西塔の目には、何らかのフィルターがかかっているのは確実だ。過去を美化しているというか、見えない強敵を作り出していて、それが俺なのだ。元々負けず嫌いというのも手伝っているのだろう。顔を合わせると、スノボを辞めた理由を聞いてくるか、スノボを再開しろと言ってくるか、そのどちらかだから、俺は実際西塔を避けていた。
「へぇ。伊波くんがそんな神童だなんて初耳だったよ。知らなかった。寒いのが嫌いだと聞いていたし、ウィンタースポーツも出来ないと聞いていたから驚いたよ」
西塔の話が終わると、若狭さんが吹き出すのを堪えるように言った。頭痛がしてきた俺は、我ながら遠い目をして、馬鹿にするような笑顔の若狭さんを見る。
「どうしてそんな嘘を?」
若狭さんが唇の両端を持ち上げて、俺を一瞥した。目を細めて、俺は首を振る。別に俺は嘘をついたつもりはない。すると西塔がまた俺の手を引いた。いい加減痛い。ずっと掴まれている。

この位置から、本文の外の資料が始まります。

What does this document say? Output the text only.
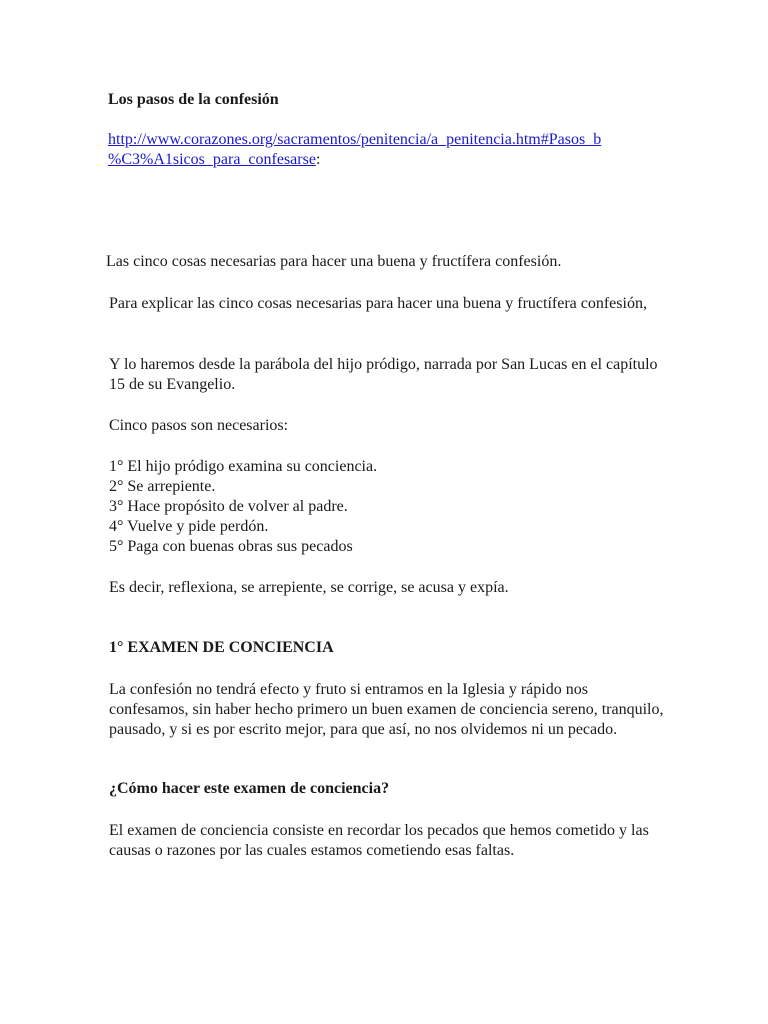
Los pasos de la confesión
http://www.corazones.org/sacramentos/penitencia/a_penitencia.htm#Pasos_b
%C3%A1sicos_para_confesarse:

Las cinco cosas necesarias para hacer una buena y fructífera confesión.

Para explicar las cinco cosas necesarias para hacer una buena y fructífera confesión,

Y lo haremos desde la parábola del hijo pródigo, narrada por San Lucas en el capítulo 15 de su Evangelio.

Cinco pasos son necesarios:

1° El hijo pródigo examina su conciencia.
2° Se arrepiente.
3° Hace propósito de volver al padre.
4° Vuelve y pide perdón.
5° Paga con buenas obras sus pecados

Es decir, reflexiona, se arrepiente, se corrige, se acusa y expía.

1° EXAMEN DE CONCIENCIA

La confesión no tendrá efecto y fruto si entramos en la Iglesia y rápido nos confesamos, sin haber hecho primero un buen examen de conciencia sereno, tranquilo, pausado, y si es por escrito mejor, para que así, no nos olvidemos ni un pecado.

¿Cómo hacer este examen de conciencia?

El examen de conciencia consiste en recordar los pecados que hemos cometido y las causas o razones por las cuales estamos cometiendo esas faltas.
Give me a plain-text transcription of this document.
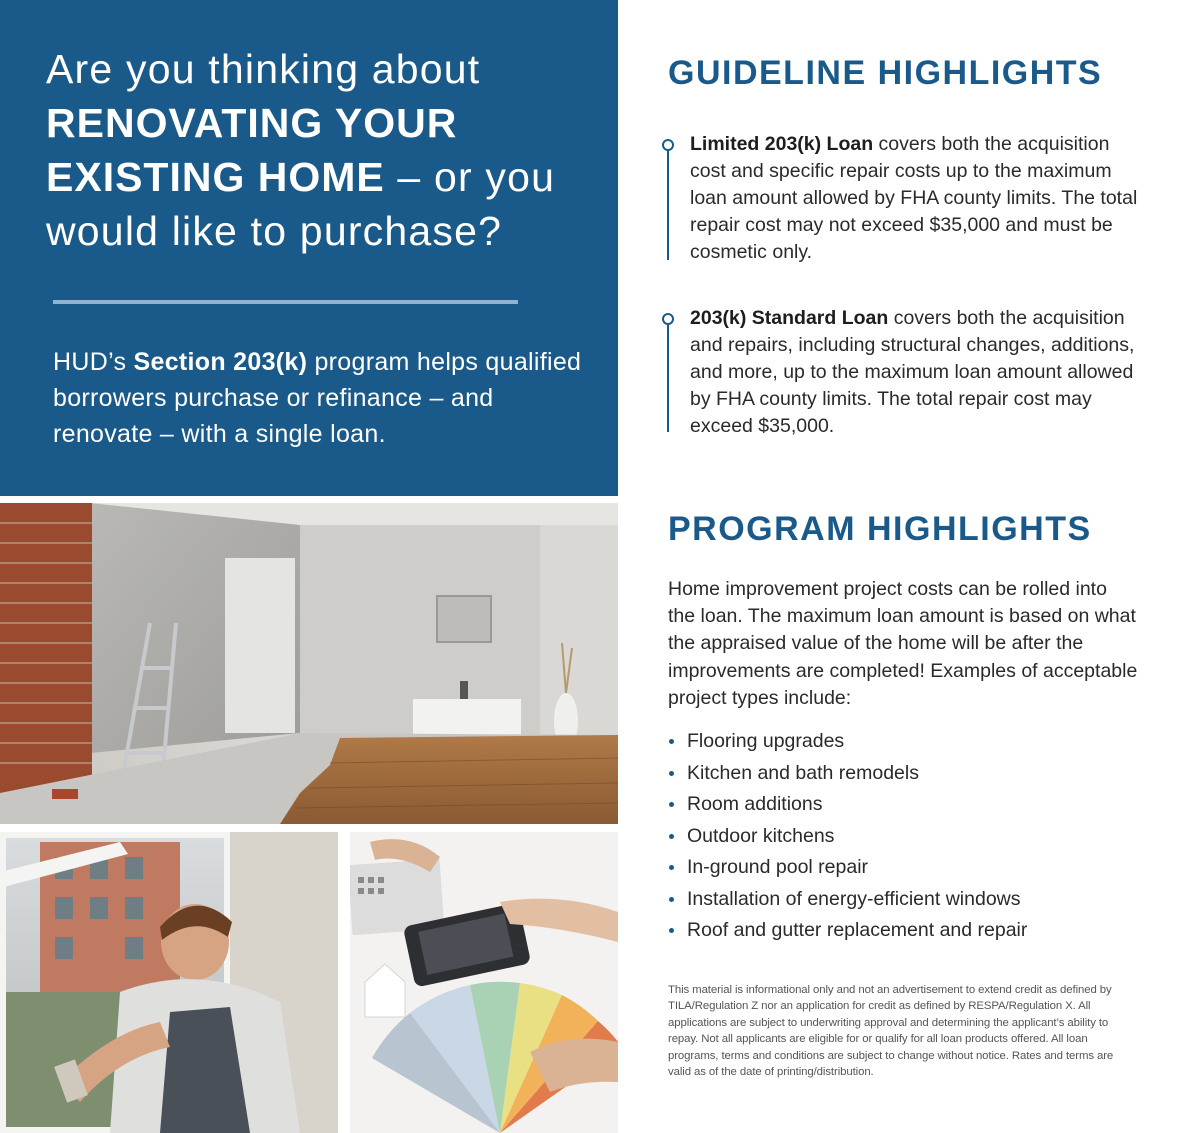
Are you thinking about
RENOVATING YOUR
EXISTING HOME – or you
would like to purchase?

HUD’s Section 203(k) program helps qualified borrowers purchase or refinance – and renovate – with a single loan.

GUIDELINE HIGHLIGHTS

Limited 203(k) Loan covers both the acquisition cost and specific repair costs up to the maximum loan amount allowed by FHA county limits. The total repair cost may not exceed $35,000 and must be cosmetic only.

203(k) Standard Loan covers both the acquisition and repairs, including structural changes, additions, and more, up to the maximum loan amount allowed by FHA county limits. The total repair cost may exceed $35,000.

PROGRAM HIGHLIGHTS

Home improvement project costs can be rolled into the loan. The maximum loan amount is based on what the appraised value of the home will be after the improvements are completed! Examples of acceptable project types include:

Flooring upgrades
Kitchen and bath remodels
Room additions
Outdoor kitchens
In-ground pool repair
Installation of energy-efficient windows
Roof and gutter replacement and repair

This material is informational only and not an advertisement to extend credit as defined by TILA/Regulation Z nor an application for credit as defined by RESPA/Regulation X. All applications are subject to underwriting approval and determining the applicant’s ability to repay. Not all applicants are eligible for or qualify for all loan products offered. All loan programs, terms and conditions are subject to change without notice. Rates and terms are valid as of the date of printing/distribution.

「俺も気になる。それに、どうしてスノボを辞めたのか、いい加減に話してくれ」
「関係無いだろ。取り敢えず離せ。ハゲはさっさと風呂に行けば?」
「伊波、ハゲなんていう言い方は失礼だろう」
「失礼だと感じる人間に差別心があるんだ。俺は別に髪型の一形態としてハゲと呼んだだけだ。西塔、お前をベリーショートと呼ぶのと変わらない」
「僕の頭髪の問題に関しての議論は兎も角、二人共少し落ち着こう」
苦笑した若狭さんが、それから階段の方へ視線を流した。
「そういえば西塔くんはスノーボード部の主将なんだったね。新聞で見た記憶がある。後輩達をまとめたりしなくて良いのかい? 君を待っているみたいだけど」
その声に、西塔が階段を見てから、険しい表情をした。スノボ部の後輩達が、困ったように階段からこちらを窺っているからだろう。
「伊波、また後で話そう」
諦めたように西塔はそう言ってから、若狭さんを見た。そして軽く会釈をするといなくなった。思いっきり安堵して、俺は体から力を抜く。すると若狭さんが小声で言った。
「一度部屋に戻ろう」
「ああ……展示を見に行く気力はなくなった」
こうして部屋に戻り、俺はソファに背を預けた。若狭さんが珈琲を淹れてくれた。
それから彼は、小さく首を傾げて俺を見た。
「寒いのが嫌いなのは、体が痛むからかい?」
俺はカップを傾けながら、視線を下げる。若狭さんのこういうところが、俺は嫌いだ。
「右足首と左腕の関節、後遺症があるとは聞かないけど」
「日常生活には問題がないし、走れるし、重い物も持ち上げられる」
「だけどウィンタースポーツはできないし、寒いと痛む?」
「……昔とは感覚が少し違うっていうだけだ」
何だか嫌な話になってしまった。
嘗て俺は、家族を殺した犯人に、足首と腕を折られた事があるのだ。